Good Friday is always a day of contemplation and self-denial to remember Jesus' sacrifice. Holy Saturday feels like a null space, a waiting space, but of course, I have a lot to do at the same time to get ready for a celebratory dinner tomorrow, so it is a more mental and spiritual waiting than a do-nothing waiting.
I will need to make mayonnaise today (I actually hate mayonnaise, but I wanted to make a broccoli casserole for my vegetarian daughter) and bake hot cross buns and maybe some easter egg shaped sugar cookies. My son has his first behind-the-wheel official driving lesson today, so I have to run into Hilo and sit for two hours, because with gas at $4.55 a gallon, I am sure not going to make two 45 mile trips to take him down and pick him up!
Yesterday, I transplanted some jalapeno peppers and today, I need to do some bell peppers. I would like to start some new seeds today, too, but not sure what I will add to my collection. I noticed some of my tomatoes had blossom end rot, which I figured is because my husband has been watering them too much - but just in case it was a calcium deficiency, I crushed up egg shells and add a few crushed and dissolved calcium pills mixed with powdered milk and top dressed those pots. We'll see if it works.
My husband planted the olive trees, and we had yet another eye-opening discussion on how to configure our land. Our lots, like most in this section of the island, are long and skinny. There are vast tracks of land and not many roads - so lots tend to be thin on the road side, and long. We also live in a not very nice area - there is a "subdivision" down the road which is pretty wild, so we left a swathe of garbage trees between our house and the road. There is about an acre to an acre and a half up there which is pretty much just unused and a bit unusable since it was scraped clean of top soil by a bulldozer.

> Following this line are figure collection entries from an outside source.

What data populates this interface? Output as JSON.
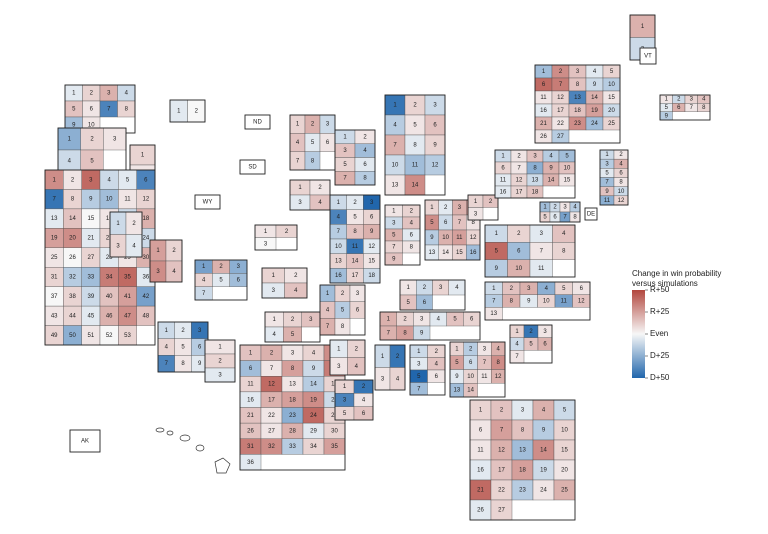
{
  "legend": {
    "title_lines": [
      "Change in win probability",
      "versus simulations"
    ],
    "ticks": [
      {
        "value": 50,
        "label": "R+50"
      },
      {
        "value": 25,
        "label": "R+25"
      },
      {
        "value": 0,
        "label": "Even"
      },
      {
        "value": -25,
        "label": "D+25"
      },
      {
        "value": -50,
        "label": "D+50"
      }
    ],
    "colors": {
      "republican": "#b2473e",
      "even": "#f7f7f7",
      "democrat": "#2166ac"
    }
  },
  "labeled_states": [
    "ND",
    "SD",
    "WY",
    "VT",
    "DE",
    "AK"
  ],
  "states": [
    {
      "districts": [
        1,
        2,
        3,
        4,
        5,
        6,
        7,
        8,
        9,
        10
      ],
      "values": [
        -5,
        10,
        20,
        -10,
        15,
        5,
        -40,
        10,
        -20,
        5
      ]
    },
    {
      "districts": [
        1,
        2,
        3,
        4,
        5
      ],
      "values": [
        -25,
        10,
        5,
        -10,
        15
      ]
    },
    {
      "districts": [
        1,
        2
      ],
      "values": [
        -5,
        0
      ]
    },
    {
      "districts": [
        1,
        2
      ],
      "values": [
        10,
        5
      ]
    },
    {
      "districts": [
        1,
        2,
        3,
        4,
        5,
        6,
        7,
        8,
        9,
        10,
        11,
        12,
        13,
        14,
        15,
        16,
        17,
        18,
        19,
        20,
        21,
        22,
        23,
        24,
        25,
        26,
        27,
        28,
        29,
        30,
        31,
        32,
        33,
        34,
        35,
        36,
        37,
        38,
        39,
        40,
        41,
        42,
        43,
        44,
        45,
        46,
        47,
        48,
        49,
        50,
        51,
        52,
        53
      ],
      "values": [
        30,
        5,
        40,
        -10,
        -5,
        -40,
        -45,
        10,
        -15,
        -20,
        5,
        10,
        -5,
        15,
        0,
        5,
        -10,
        20,
        25,
        30,
        -5,
        10,
        15,
        -10,
        5,
        0,
        10,
        -5,
        5,
        20,
        10,
        -15,
        -20,
        35,
        40,
        -5,
        0,
        10,
        -10,
        15,
        25,
        -30,
        5,
        10,
        -5,
        20,
        30,
        15,
        10,
        -25,
        5,
        0,
        10
      ]
    },
    {
      "districts": [
        1,
        2,
        3,
        4
      ],
      "values": [
        -10,
        5,
        10,
        -5
      ]
    },
    {
      "districts": [
        1,
        2,
        3,
        4
      ],
      "values": [
        25,
        10,
        30,
        15
      ]
    },
    {
      "districts": [
        1,
        2,
        3,
        4,
        5,
        6,
        7,
        8,
        9
      ],
      "values": [
        -10,
        -5,
        -45,
        10,
        5,
        -15,
        -40,
        5,
        -5
      ]
    },
    {
      "districts": [
        1,
        2,
        3,
        4,
        5,
        6,
        7
      ],
      "values": [
        -30,
        20,
        -25,
        10,
        -5,
        -20,
        -10
      ]
    },
    {
      "districts": [
        1,
        2,
        3
      ],
      "values": [
        5,
        10,
        -5
      ]
    },
    {
      "districts": [
        1,
        2,
        3,
        4,
        5,
        6,
        7,
        8,
        9,
        10,
        11,
        12,
        13,
        14,
        15,
        16,
        17,
        18,
        19,
        20,
        21,
        22,
        23,
        24,
        25,
        26,
        27,
        28,
        29,
        30,
        31,
        32,
        33,
        34,
        35,
        36
      ],
      "values": [
        15,
        20,
        5,
        10,
        30,
        -20,
        5,
        25,
        -10,
        35,
        10,
        40,
        5,
        -15,
        10,
        -5,
        20,
        25,
        30,
        -10,
        15,
        5,
        -25,
        40,
        10,
        15,
        5,
        20,
        -5,
        10,
        35,
        30,
        -15,
        10,
        25,
        -5
      ]
    },
    {
      "districts": [
        1,
        2,
        3
      ],
      "values": [
        5,
        10,
        0
      ]
    },
    {
      "districts": [
        1,
        2,
        3,
        4
      ],
      "values": [
        10,
        5,
        -5,
        15
      ]
    },
    {
      "districts": [
        1,
        2,
        3,
        4,
        5
      ],
      "values": [
        5,
        10,
        15,
        -5,
        20
      ]
    },
    {
      "districts": [
        1,
        2,
        3,
        4,
        5,
        6,
        7,
        8
      ],
      "values": [
        10,
        20,
        -10,
        15,
        -5,
        5,
        10,
        -15
      ]
    },
    {
      "districts": [
        1,
        2,
        3,
        4
      ],
      "values": [
        10,
        5,
        -5,
        15
      ]
    },
    {
      "districts": [
        1,
        2,
        3,
        4,
        5,
        6,
        7,
        8
      ],
      "values": [
        -20,
        10,
        5,
        15,
        -15,
        10,
        20,
        5
      ]
    },
    {
      "districts": [
        1,
        2,
        3,
        4
      ],
      "values": [
        -5,
        10,
        5,
        15
      ]
    },
    {
      "districts": [
        1,
        2,
        3,
        4,
        5,
        6
      ],
      "values": [
        10,
        -45,
        -40,
        5,
        10,
        15
      ]
    },
    {
      "districts": [
        1,
        2,
        3,
        4,
        5,
        6,
        7,
        8
      ],
      "values": [
        -10,
        5,
        15,
        -20,
        10,
        -5,
        20,
        -15
      ]
    },
    {
      "districts": [
        1,
        2,
        3,
        4,
        5,
        6,
        7,
        8,
        9,
        10,
        11,
        12,
        13,
        14,
        15,
        16,
        17,
        18
      ],
      "values": [
        -10,
        -5,
        -50,
        -40,
        5,
        10,
        -15,
        15,
        20,
        -10,
        -45,
        -5,
        10,
        15,
        5,
        -20,
        10,
        -10
      ]
    },
    {
      "districts": [
        1,
        2,
        3,
        4,
        5,
        6,
        7,
        8,
        9,
        10,
        11,
        12,
        13,
        14
      ],
      "values": [
        -45,
        10,
        -10,
        -15,
        5,
        15,
        20,
        -5,
        10,
        -10,
        -20,
        -15,
        5,
        30
      ]
    },
    {
      "districts": [
        1,
        2,
        3,
        4,
        5,
        6,
        7,
        8,
        9
      ],
      "values": [
        5,
        10,
        -10,
        15,
        20,
        -5,
        10,
        5,
        15
      ]
    },
    {
      "districts": [
        1,
        2,
        3,
        4,
        5,
        6,
        7,
        8,
        9,
        10,
        11,
        12,
        13,
        14,
        15,
        16
      ],
      "values": [
        10,
        -5,
        20,
        25,
        30,
        -10,
        15,
        5,
        -15,
        20,
        25,
        10,
        -5,
        5,
        10,
        -20
      ]
    },
    {
      "districts": [
        1,
        2,
        3,
        4,
        5,
        6
      ],
      "values": [
        5,
        -10,
        10,
        -5,
        15,
        -20
      ]
    },
    {
      "districts": [
        1,
        2,
        3,
        4,
        5,
        6,
        7,
        8,
        9
      ],
      "values": [
        20,
        10,
        5,
        -5,
        15,
        10,
        20,
        25,
        -10
      ]
    },
    {
      "districts": [
        1,
        2,
        3,
        4
      ],
      "values": [
        -10,
        -45,
        5,
        10
      ]
    },
    {
      "districts": [
        1,
        2,
        3,
        4,
        5,
        6,
        7
      ],
      "values": [
        -10,
        10,
        -5,
        15,
        -50,
        5,
        -20
      ]
    },
    {
      "districts": [
        1,
        2,
        3,
        4,
        5,
        6,
        7,
        8,
        9,
        10,
        11,
        12,
        13,
        14
      ],
      "values": [
        10,
        -15,
        5,
        20,
        25,
        -10,
        15,
        30,
        -5,
        10,
        5,
        20,
        -20,
        15
      ]
    },
    {
      "districts": [
        1,
        2,
        3,
        4,
        5,
        6,
        7
      ],
      "values": [
        10,
        -45,
        5,
        -10,
        15,
        20,
        5
      ]
    },
    {
      "districts": [
        1,
        2,
        3,
        4,
        5,
        6,
        7,
        8,
        9,
        10,
        11,
        12,
        13
      ],
      "values": [
        -10,
        15,
        20,
        -25,
        10,
        5,
        -15,
        20,
        -5,
        10,
        -30,
        15,
        5
      ]
    },
    {
      "districts": [
        1,
        2,
        3,
        4,
        5,
        6,
        7,
        8,
        9,
        10,
        11
      ],
      "values": [
        -10,
        10,
        -5,
        15,
        40,
        -20,
        5,
        10,
        -15,
        20,
        -5
      ]
    },
    {
      "districts": [
        1,
        2,
        3
      ],
      "values": [
        10,
        15,
        5
      ]
    },
    {
      "districts": [
        1,
        2,
        3,
        4,
        5,
        6,
        7,
        8,
        9,
        10,
        11,
        12,
        13,
        14,
        15,
        16,
        17,
        18
      ],
      "values": [
        -10,
        5,
        15,
        -15,
        -20,
        10,
        5,
        -25,
        20,
        15,
        -5,
        10,
        -10,
        20,
        5,
        -5,
        10,
        15
      ]
    },
    {
      "districts": [
        1,
        2,
        3,
        4,
        5,
        6,
        7,
        8,
        9,
        10,
        11,
        12,
        13,
        14,
        15,
        16,
        17,
        18,
        19,
        20,
        21,
        22,
        23,
        24,
        25,
        26,
        27
      ],
      "values": [
        -20,
        30,
        15,
        -5,
        10,
        40,
        35,
        15,
        -10,
        -15,
        5,
        10,
        -40,
        20,
        5,
        -5,
        10,
        15,
        25,
        -10,
        20,
        5,
        30,
        -20,
        10,
        5,
        -15
      ]
    },
    {
      "districts": [
        1,
        2,
        3,
        4,
        5,
        6,
        7,
        8,
        9,
        10,
        11,
        12
      ],
      "values": [
        -10,
        5,
        -15,
        20,
        -5,
        10,
        -20,
        5,
        15,
        -10,
        -25,
        10
      ]
    },
    {
      "districts": [
        1,
        2,
        3,
        4,
        5,
        6,
        7,
        8
      ],
      "values": [
        -20,
        -10,
        5,
        -15,
        10,
        -5,
        -30,
        5
      ]
    },
    {
      "districts": [
        1,
        2,
        3,
        4,
        5,
        6,
        7,
        8,
        9
      ],
      "values": [
        5,
        -10,
        10,
        15,
        -5,
        20,
        5,
        10,
        -15
      ]
    },
    {
      "districts": [
        1,
        2
      ],
      "values": [
        20,
        -10
      ]
    },
    {
      "districts": [
        1,
        2,
        3,
        4,
        5,
        6,
        7,
        8,
        9,
        10,
        11,
        12,
        13,
        14,
        15,
        16,
        17,
        18,
        19,
        20,
        21,
        22,
        23,
        24,
        25,
        26,
        27
      ],
      "values": [
        10,
        15,
        -5,
        20,
        -10,
        5,
        25,
        15,
        -15,
        10,
        5,
        20,
        -20,
        30,
        10,
        -5,
        15,
        25,
        -10,
        5,
        40,
        10,
        -15,
        5,
        20,
        -5,
        10
      ]
    }
  ]
}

It would need a lot of manure to make it usable, and the fencing would need replacing even if we used it as a dry lot turn out for either the sheep or the horses. There is a stretch of great grass that connects that part to the rest of the land, but it is right next to our driveway, and apparently, that is where the bulldozer is going when we buy one.
I was thinking we could repair/replace that fence and maybe keep the rams up there when we needed them separate from the ewes, or we could keep the horses up there when it gets very wet in the back pasture - no top soil means hard clay, less mud. We can't leave any small portable animals up there - like lambs and ewes, because they would get stolen, but rams and horses are less easy to move.

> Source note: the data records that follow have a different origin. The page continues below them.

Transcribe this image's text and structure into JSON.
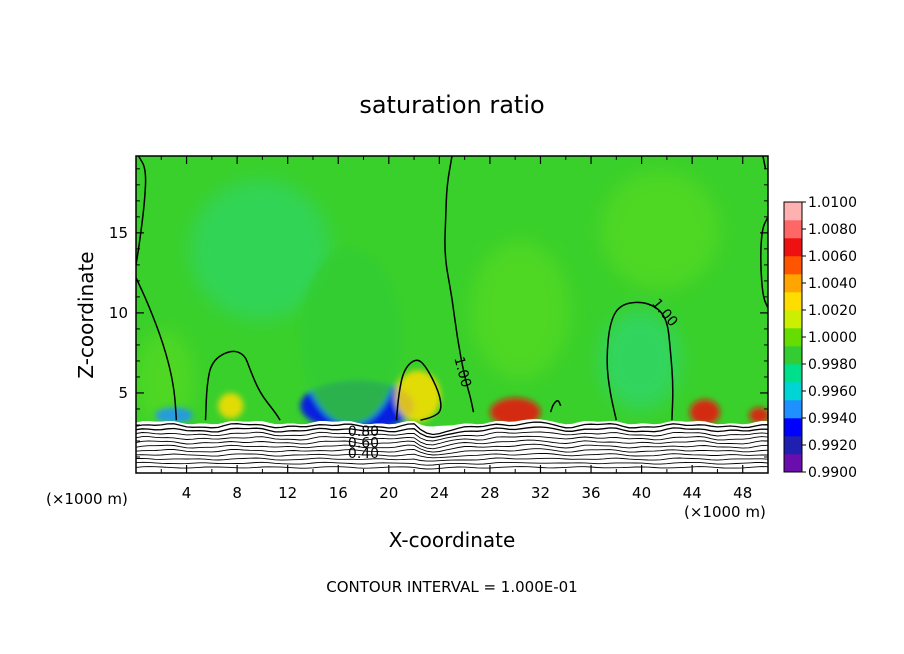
{
  "chart_data": {
    "type": "heatmap",
    "title": "saturation ratio",
    "xlabel": "X-coordinate",
    "ylabel": "Z-coordinate",
    "x_unit_left": "(×1000 m)",
    "x_unit_right": "(×1000 m)",
    "xlim": [
      0,
      50
    ],
    "ylim": [
      0,
      19.8
    ],
    "x_ticks": [
      {
        "value": 4,
        "label": "4"
      },
      {
        "value": 8,
        "label": "8"
      },
      {
        "value": 12,
        "label": "12"
      },
      {
        "value": 16,
        "label": "16"
      },
      {
        "value": 20,
        "label": "20"
      },
      {
        "value": 24,
        "label": "24"
      },
      {
        "value": 28,
        "label": "28"
      },
      {
        "value": 32,
        "label": "32"
      },
      {
        "value": 36,
        "label": "36"
      },
      {
        "value": 40,
        "label": "40"
      },
      {
        "value": 44,
        "label": "44"
      },
      {
        "value": 48,
        "label": "48"
      }
    ],
    "y_ticks": [
      {
        "value": 5,
        "label": "5"
      },
      {
        "value": 10,
        "label": "10"
      },
      {
        "value": 15,
        "label": "15"
      }
    ],
    "contour_labels": [
      {
        "text": "1.00",
        "x": 25.8,
        "z": 6.3,
        "angle": 75
      },
      {
        "text": "1.00",
        "x": 41.8,
        "z": 10.0,
        "angle": 50
      },
      {
        "text": "0.80",
        "x": 18.0,
        "z": 2.55,
        "angle": 0
      },
      {
        "text": "0.60",
        "x": 18.0,
        "z": 1.85,
        "angle": 0
      },
      {
        "text": "0.40",
        "x": 18.0,
        "z": 1.2,
        "angle": 0
      }
    ],
    "contour_interval_text": "CONTOUR INTERVAL = 1.000E-01",
    "colorbar": {
      "colors": [
        "#6a0dad",
        "#2020b0",
        "#0000ff",
        "#1e90ff",
        "#00d4d4",
        "#00e08a",
        "#33cc33",
        "#66dd00",
        "#ccee00",
        "#ffdd00",
        "#ffa500",
        "#ff5500",
        "#ee1111",
        "#ff6666",
        "#ffb0b0"
      ],
      "labels": [
        "0.9900",
        "0.9920",
        "0.9940",
        "0.9960",
        "0.9980",
        "1.0000",
        "1.0020",
        "1.0040",
        "1.0060",
        "1.0080",
        "1.0100"
      ],
      "values": [
        0.99,
        0.992,
        0.994,
        0.996,
        0.998,
        1.0,
        1.002,
        1.004,
        1.006,
        1.008,
        1.01
      ]
    },
    "features": [
      {
        "name": "low-ratio-core",
        "x": 17.5,
        "z": 4.2,
        "rx": 4.5,
        "rz": 1.6,
        "value": 0.9935
      },
      {
        "name": "low-ratio-plume",
        "x": 17.0,
        "z": 8.5,
        "rx": 4.0,
        "rz": 5.5,
        "value": 0.998
      },
      {
        "name": "low-ratio-left",
        "x": 3.0,
        "z": 3.6,
        "rx": 1.5,
        "rz": 0.5,
        "value": 0.994
      },
      {
        "name": "high-ratio-28-32",
        "x": 30.0,
        "z": 3.8,
        "rx": 2.0,
        "rz": 0.9,
        "value": 1.0065
      },
      {
        "name": "high-ratio-44-46",
        "x": 45.0,
        "z": 3.8,
        "rx": 1.2,
        "rz": 0.8,
        "value": 1.006
      },
      {
        "name": "high-ratio-right-edge",
        "x": 49.3,
        "z": 3.6,
        "rx": 0.8,
        "rz": 0.5,
        "value": 1.006
      },
      {
        "name": "moist-cell-22",
        "x": 22.3,
        "z": 4.8,
        "rx": 1.8,
        "rz": 1.6,
        "value": 1.003
      },
      {
        "name": "moist-cell-7",
        "x": 7.5,
        "z": 4.2,
        "rx": 1.0,
        "rz": 0.8,
        "value": 1.0025
      }
    ]
  }
}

My husband absolutely disagreed with all my ideas, and has some big plans for digging ponds, making streams, using windmills to pump the water from the low pond back up to the high pond to make water flow for a lo'i (wet taro patch), moving the taro to a bigger ma'a (dry land taro plot) in the back pasture. As cool as a lo'i sounds, I object to take both a taro patch out of the back pasture and taking a pond area out of the barn pasture, particularly if you are not going to give me more pasture area! I am still wondering where I am going to fit in the 1/4 acre garden I have been requesting for awhile now. Apparently, in the future at some point, we're going to knock down the garbage trees and extend my garden into that area, since for some reason, we need a lawn.
I am trying to be patient. I know from experience that it will probably turn out great, but I have a sneaking suspicion that this year, once again, I will not have a big garden. It is getting pretty late in the year to even get started. At least, I have the greenhouse for a few things. My usual (tiny) plot whose soil I have carefully built up with banana leaf mulch and composted manure is on a hill and - as you know - washes down in heavy rain. His plan is to dig it out and make it level, which means I am going to lose all my built up soil at least for this year. I still wish we'd put the garden on the flat bit on the other side of the house.... I know, I sound whiny; I am trying to stop and be grateful. I just feel such a sense of urgency about getting a big garden in.

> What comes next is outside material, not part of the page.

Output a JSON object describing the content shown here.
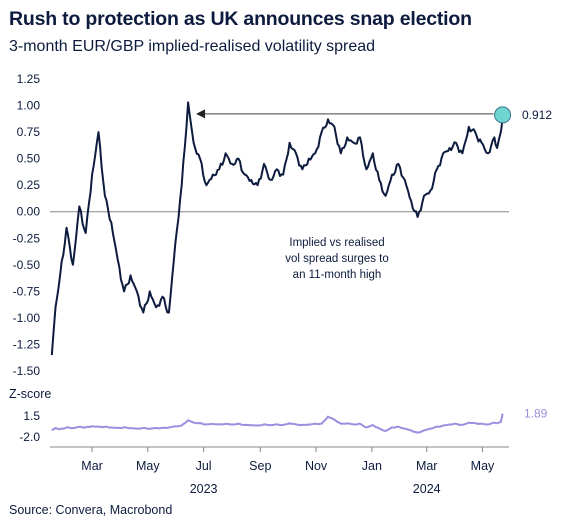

On that note, I had a discussion with my 16 year old who is very into computers - he said manual labor is over and that we should have robots to do all the farming. I told him that I thought, on the contrary, small family farms are not only the past, but will be the future of agriculture and the health of our communities. I do lots of sitting around and thinking in my day job (figuratively - mostly I am walking around and thinking on my feet, really), but it's important for me to come home and work with my hands - and I am still thinking there, too. I have had some of my best thoughts while shoveling manure.